Die Bundesregierung hätte durch ein energisches Eingreifen verhindern können, dass die EU sich lächerlich macht. Ein Kommentar von Christopher Ziedler.

Stuttgart - Es ist etwas faul, wenn Mehrheiten nichts mehr ändern können. So geschehen am Dienstag, als in Brüssel der Weg für die Zulassung einer neuen Genmaissorte frei gemacht wurde. Das Europaparlament war dagegen, hat in dem antiquierten Prozedere namens Komitologieverfahren aber kein Mitspracherecht.

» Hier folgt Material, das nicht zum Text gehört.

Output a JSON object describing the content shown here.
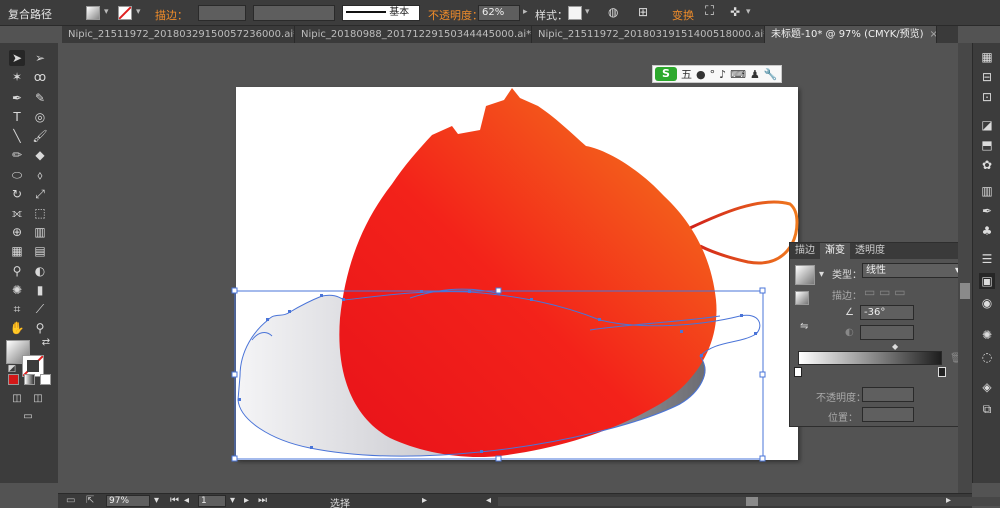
{
  "control_bar": {
    "object_type": "复合路径",
    "stroke_label": "描边：",
    "stroke_profile": "基本",
    "opacity_label": "不透明度：",
    "opacity_value": "62%",
    "style_label": "样式：",
    "transform_label": "变换"
  },
  "tabs": [
    {
      "label": "Nipic_21511972_20180329150057236000.ai*…",
      "close": "×",
      "active": false
    },
    {
      "label": "Nipic_20180988_20171229150344445000.ai*…",
      "close": "×",
      "active": false
    },
    {
      "label": "Nipic_21511972_20180319151400518000.ai*…",
      "close": "×",
      "active": false
    },
    {
      "label": "未标题-10* @ 97% (CMYK/预览)",
      "close": "×",
      "active": true
    }
  ],
  "ime_bar": {
    "logo": "S",
    "mode": "五"
  },
  "gradient_panel": {
    "tabs": [
      "描边",
      "渐变",
      "透明度"
    ],
    "active_tab": "渐变",
    "type_label": "类型：",
    "type_value": "线性",
    "stroke_label": "描边：",
    "angle_value": "-36°",
    "opacity_label": "不透明度：",
    "location_label": "位置："
  },
  "status_bar": {
    "zoom": "97%",
    "artboard_index": "1",
    "tool_name": "选择"
  },
  "colors": {
    "accent_orange": "#f08c2a",
    "shape_red": "#ee1d17",
    "shape_orange": "#f26f1e",
    "selection_blue": "#4a74d8"
  }
}
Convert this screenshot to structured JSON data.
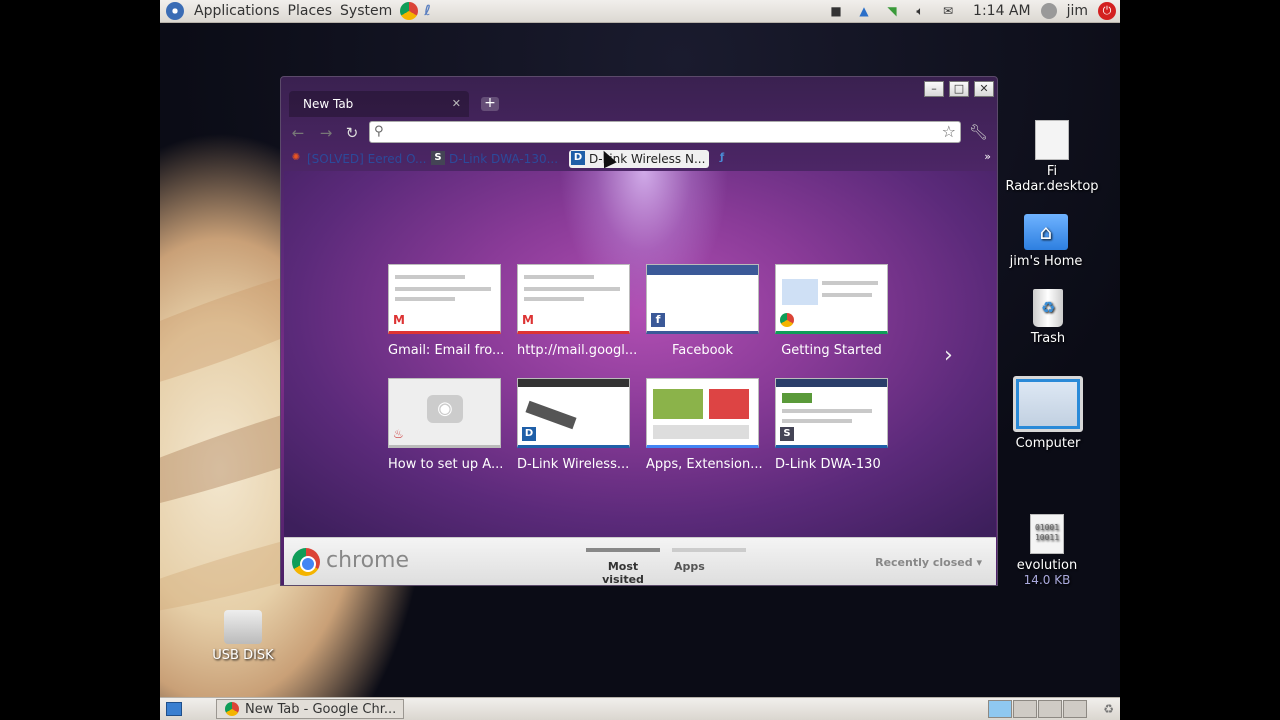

Und die Mehrheit der Mitgliedstaaten war nicht groß genug, um die Maissorte 1507 des US-Konzerns Pioneer zu stoppen. Unabhängig von der oft auch ideologisch geführten Debatte über Sinn und Unsinn der grünen Gentechnik und davon, wie man selbst zu ihr steht: Es kann nicht sein, dass der Mehrheitswille nicht geachtet wird. Das kann man – auch im Blick auf die anstehende Europawahl – niemandem erklären.

 

Deutschland hätte diese europapolitische Blamage verhindern können. Aber es gab kein Machtwort der Kanzlerin. Streng nach Geschäftsordnung der Bundesregierung enthielt sie sich in Brüssel, da die Ministerien verschiedener Meinung waren. So fehlten wichtige Stimmen auf dem Weg zu einem Nein. Richtig peinlich aber wird es, wenn jemand wie CSU-Generalsekretär Andreas Scheuer dann erklärt, „nicht die EU-Bürokraten aus Brüssel“ dürften bestimmen, was auf Bayerns Feldern wächst – nur Minuten nachdem die eigene Bundesregierung den Genmais quasi mit gesät hatte. Noch ein düsterer Tag für Europa.